L’Amour fessé, roman (au Mercure de France).
1906.

Le Peuple du Pôle, roman (au Mercure de France).
1907.

EN PRÉPARATION

La Chasse du Clair de Lune, roman.

IL A ÉTÉ TIRÉ :

20 exemplaires sur papier de Hollande
numérotés de 1 à 20

A A.-FERDINAND HEROLD

C’est au lycée, mon cher ami, — et voici bien cinq ans, déjà, — que j’écrivis M. de Tournèves.
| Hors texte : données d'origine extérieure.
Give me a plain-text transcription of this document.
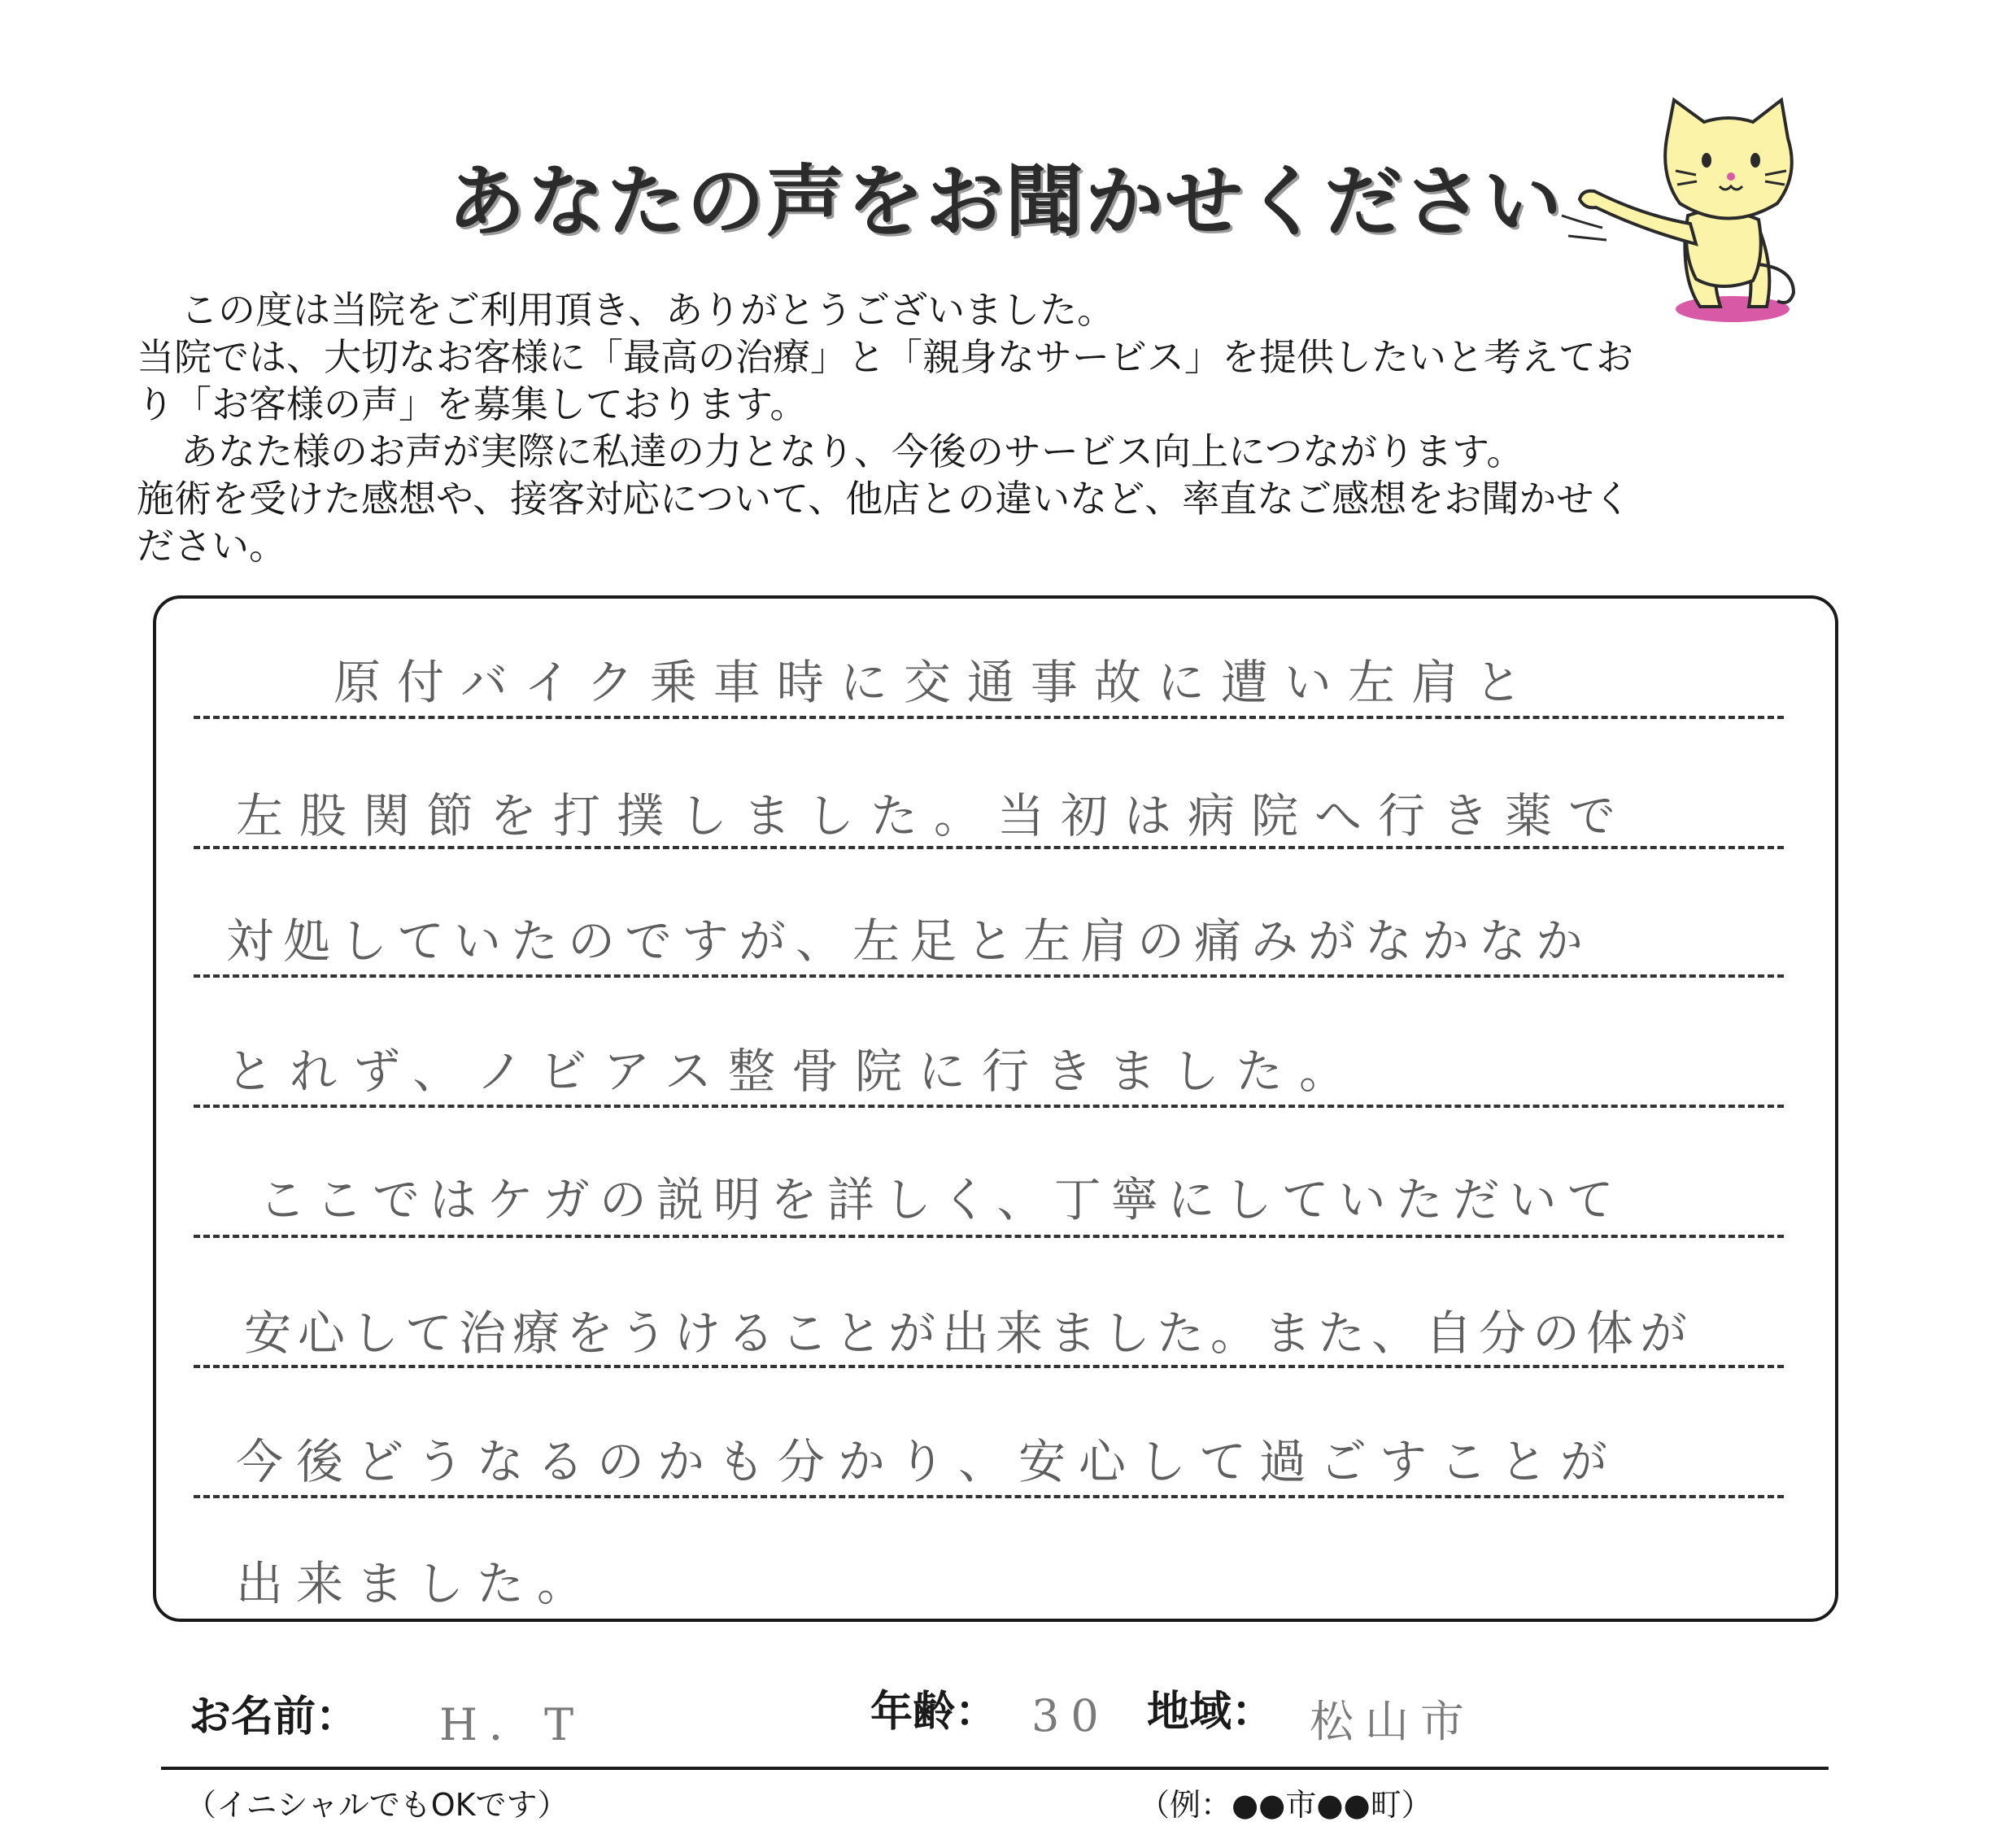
あなたの声をお聞かせください

この度は当院をご利用頂き、ありがとうございました。

当院では、大切なお客様に「最高の治療」と「親身なサービス」を提供したいと考えてお

り「お客様の声」を募集しております。

あなた様のお声が実際に私達の力となり、今後のサービス向上につながります。

施術を受けた感想や、接客対応について、他店との違いなど、率直なご感想をお聞かせく

ださい。

原付バイク乗車時に交通事故に遭い左肩と
左股関節を打撲しました。当初は病院へ行き薬で
対処していたのですが、左足と左肩の痛みがなかなか
とれず、ノビアス整骨院に行きました。
ここではケガの説明を詳しく、丁寧にしていただいて
安心して治療をうけることが出来ました。また、自分の体が
今後どうなるのかも分かり、安心して過ごすことが
出来ました。
お名前： H．T	年齢： 30 地域： 松山市
（イニシャルでもOKです）	（例：●●市●●町）
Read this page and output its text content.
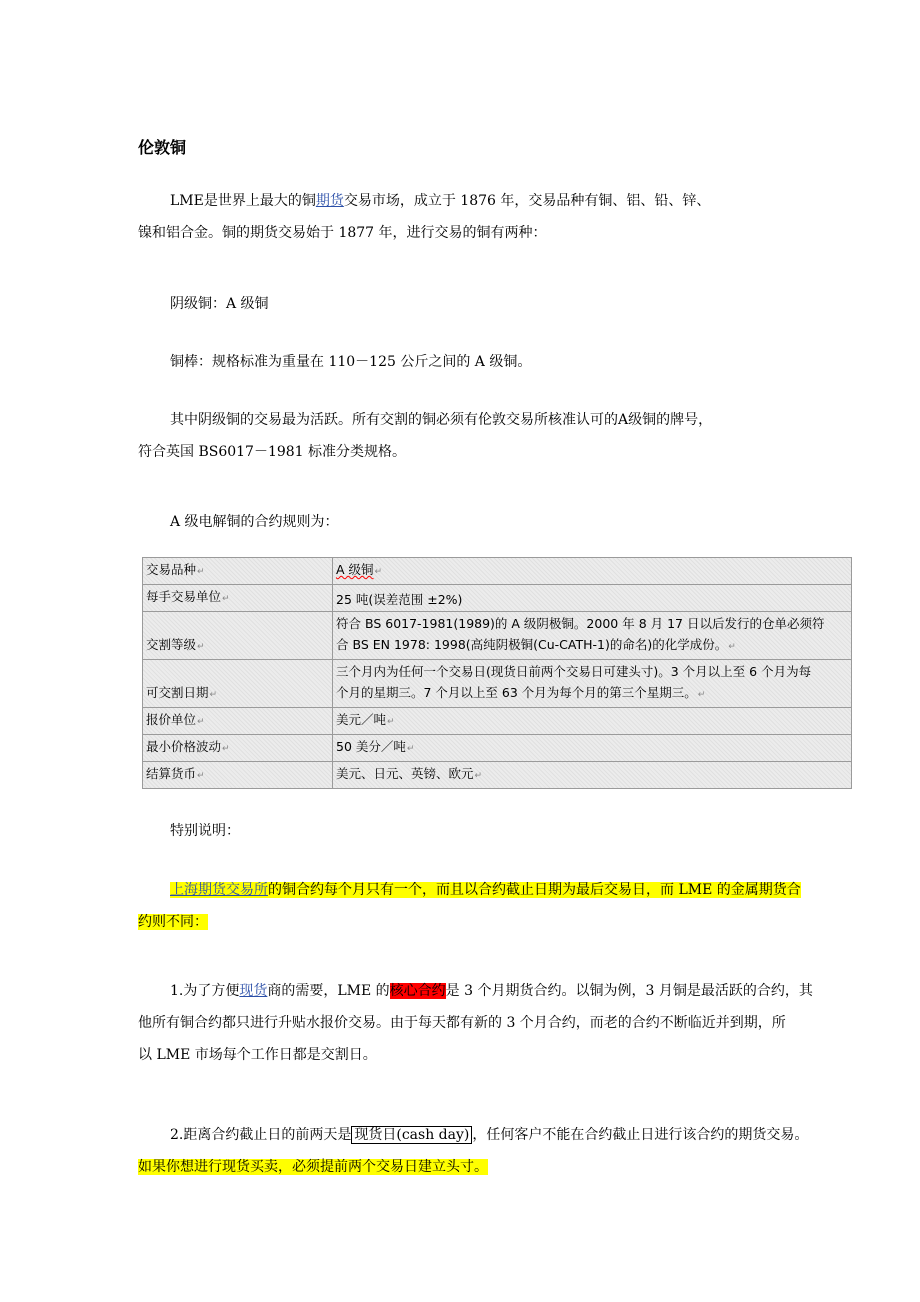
伦敦铜
LME是世界上最大的铜期货交易市场，成立于 1876 年，交易品种有铜、铝、铅、锌、
镍和铝合金。铜的期货交易始于 1877 年，进行交易的铜有两种：
阴级铜：A 级铜
铜棒：规格标准为重量在 110－125 公斤之间的 A 级铜。
其中阴级铜的交易最为活跃。所有交割的铜必须有伦敦交易所核准认可的A级铜的牌号，
符合英国 BS6017－1981 标准分类规格。
A 级电解铜的合约规则为：
交易品种↵	A 级铜↵
每手交易单位↵	25 吨(误差范围 ±2%)
交割等级↵	符合 BS 6017-1981(1989)的 A 级阴极铜。2000 年 8 月 17 日以后发行的仓单必须符
合 BS EN 1978: 1998(高纯阴极铜(Cu-CATH-1)的命名)的化学成份。↵
可交割日期↵	三个月内为任何一个交易日(现货日前两个交易日可建头寸)。3 个月以上至 6 个月为每
个月的星期三。7 个月以上至 63 个月为每个月的第三个星期三。↵
报价单位↵	美元／吨↵
最小价格波动↵	50 美分／吨↵
结算货币↵	美元、日元、英镑、欧元↵
特别说明：
上海期货交易所的铜合约每个月只有一个，而且以合约截止日期为最后交易日，而 LME 的金属期货合
约则不同：
1.为了方便现货商的需要，LME 的核心合约是 3 个月期货合约。以铜为例，3 月铜是最活跃的合约，其
他所有铜合约都只进行升贴水报价交易。由于每天都有新的 3 个月合约，而老的合约不断临近并到期，所
以 LME 市场每个工作日都是交割日。
2.距离合约截止日的前两天是 现货日(cash day) ，任何客户不能在合约截止日进行该合约的期货交易。
如果你想进行现货买卖，必须提前两个交易日建立头寸。
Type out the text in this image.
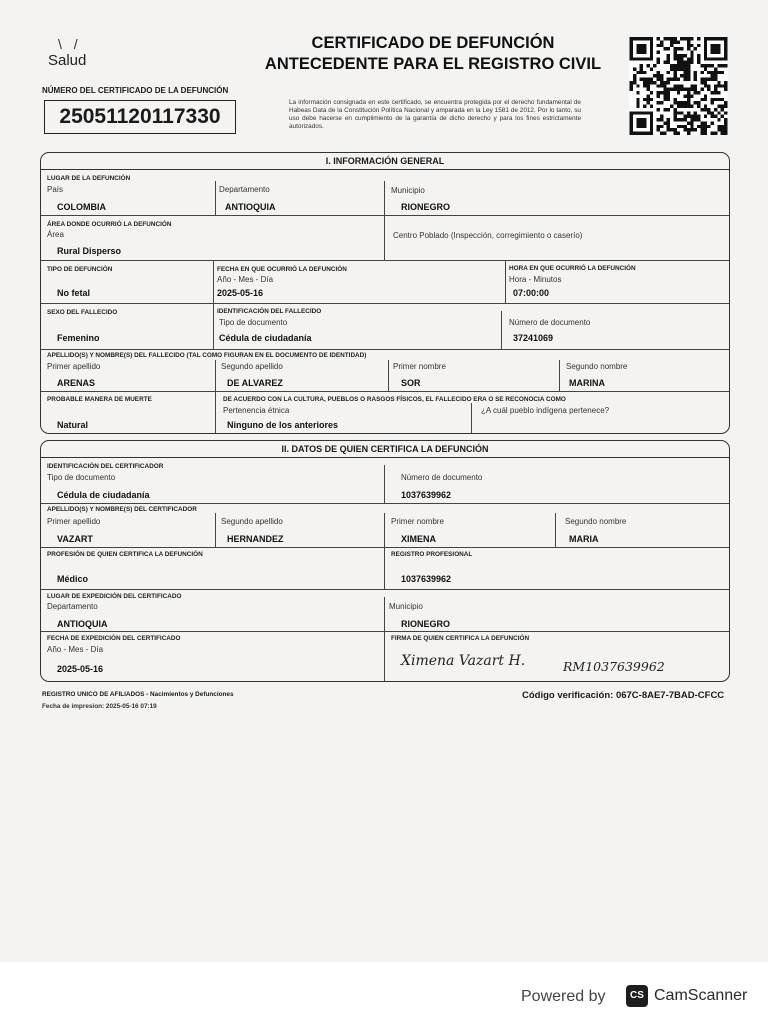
\ /
Salud
NÚMERO DEL CERTIFICADO DE LA DEFUNCIÓN
25051120117330
CERTIFICADO DE DEFUNCIÓN
ANTECEDENTE PARA EL REGISTRO CIVIL
La información consignada en este certificado, se encuentra protegida por el derecho fundamental de Habeas Data de la Constitución Política Nacional y amparada en la Ley 1581 de 2012. Por lo tanto, su uso debe hacerse en cumplimiento de la garantía de dicho derecho y para los fines estrictamente autorizados.
I. INFORMACIÓN GENERAL
LUGAR DE LA DEFUNCIÓN
País
COLOMBIA
Departamento
ANTIOQUIA
Municipio
RIONEGRO
ÁREA DONDE OCURRIÓ LA DEFUNCIÓN
Área
Rural Disperso
Centro Poblado (Inspección, corregimiento o caserío)
TIPO DE DEFUNCIÓN
No fetal
FECHA EN QUE OCURRIÓ LA DEFUNCIÓN
Año - Mes - Día
2025-05-16
HORA EN QUE OCURRIÓ LA DEFUNCIÓN
Hora - Minutos
07:00:00
SEXO DEL FALLECIDO
Femenino
IDENTIFICACIÓN DEL FALLECIDO
Tipo de documento
Cédula de ciudadanía
Número de documento
37241069
APELLIDO(S) Y NOMBRE(S) DEL FALLECIDO (TAL COMO FIGURAN EN EL DOCUMENTO DE IDENTIDAD)
Primer apellido
ARENAS
Segundo apellido
DE ALVAREZ
Primer nombre
SOR
Segundo nombre
MARINA
PROBABLE MANERA DE MUERTE
Natural
DE ACUERDO CON LA CULTURA, PUEBLOS O RASGOS FÍSICOS, EL FALLECIDO ERA O SE RECONOCIA COMO
Pertenencia étnica
Ninguno de los anteriores
¿A cuál pueblo indígena pertenece?
II. DATOS DE QUIEN CERTIFICA LA DEFUNCIÓN
IDENTIFICACIÓN DEL CERTIFICADOR
Tipo de documento
Cédula de ciudadanía
Número de documento
1037639962
APELLIDO(S) Y NOMBRE(S) DEL CERTIFICADOR
Primer apellido
VAZART
Segundo apellido
HERNANDEZ
Primer nombre
XIMENA
Segundo nombre
MARIA
PROFESIÓN DE QUIEN CERTIFICA LA DEFUNCIÓN
Médico
REGISTRO PROFESIONAL
1037639962
LUGAR DE EXPEDICIÓN DEL CERTIFICADO
Departamento
ANTIOQUIA
Municipio
RIONEGRO
FECHA DE EXPEDICIÓN DEL CERTIFICADO
Año - Mes - Día
2025-05-16
FIRMA DE QUIEN CERTIFICA LA DEFUNCIÓN
Ximena Vazart H.	RM1037639962
REGISTRO UNICO DE AFILIADOS - Nacimientos y Defunciones
Fecha de impresion: 2025-05-16 07:19
Código verificación: 067C-8AE7-7BAD-CFCC
Powered by	CS CamScanner
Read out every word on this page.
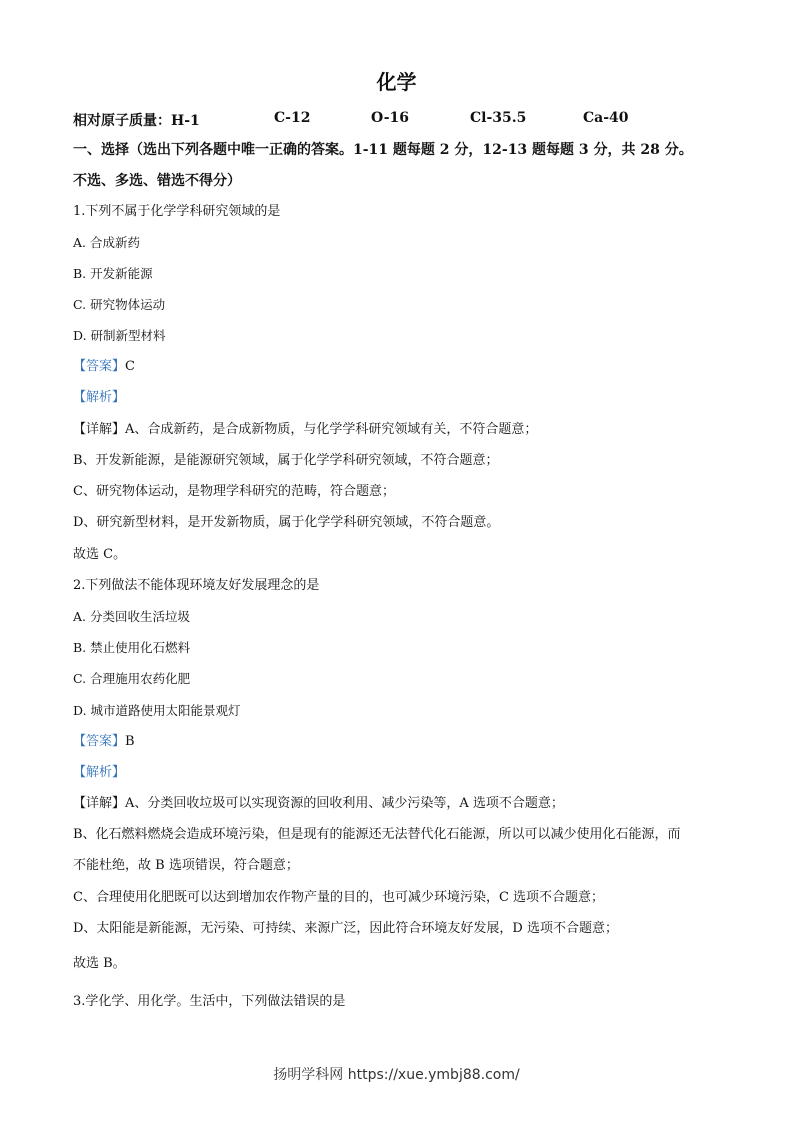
化学
相对原子质量：H-1	C-12	O-16	Cl-35.5	Ca-40
一、选择（选出下列各题中唯一正确的答案。1-11 题每题 2 分，12-13 题每题 3 分，共 28 分。
不选、多选、错选不得分）
1.下列不属于化学学科研究领域的是
A. 合成新药
B. 开发新能源
C. 研究物体运动
D. 研制新型材料
【答案】C
【解析】
【详解】A、合成新药，是合成新物质，与化学学科研究领域有关，不符合题意；
B、开发新能源，是能源研究领域，属于化学学科研究领域，不符合题意；
C、研究物体运动，是物理学科研究的范畴，符合题意；
D、研究新型材料，是开发新物质，属于化学学科研究领域，不符合题意。
故选 C。
2.下列做法不能体现环境友好发展理念的是
A. 分类回收生活垃圾
B. 禁止使用化石燃料
C. 合理施用农药化肥
D. 城市道路使用太阳能景观灯
【答案】B
【解析】
【详解】A、分类回收垃圾可以实现资源的回收利用、减少污染等，A 选项不合题意；
B、化石燃料燃烧会造成环境污染，但是现有的能源还无法替代化石能源，所以可以减少使用化石能源，而
不能杜绝，故 B 选项错误，符合题意；
C、合理使用化肥既可以达到增加农作物产量的目的，也可减少环境污染，C 选项不合题意；
D、太阳能是新能源，无污染、可持续、来源广泛，因此符合环境友好发展，D 选项不合题意；
故选 B。
3.学化学、用化学。生活中，下列做法错误的是
扬明学科网 https://xue.ymbj88.com/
Il y paraît, peut-être, mais je n’en chéris pas moins ce premier né. Vous en fûtes quelque peu le parrain, puisque, dès cette époque, une excellente revue me fit, grâce à vous, la joie de l’accueillir. Il vous revient, par conséquent, de droit. Mais je voudrais aussi que votre nom placé en tête de ce petit conte signifiât l’estime où je tiens un lettré charmant et l’affection que je porte à un ami parfait.

Ch. D.

En l’âme imaginons avoir ne sçay quoy de subtil et celeste, et souventes foys nous complaisons en nobles resveries ; et toutes foys demourons les piés en fange, au tant que porcs et aultres vilaines bestes…

Montaigne.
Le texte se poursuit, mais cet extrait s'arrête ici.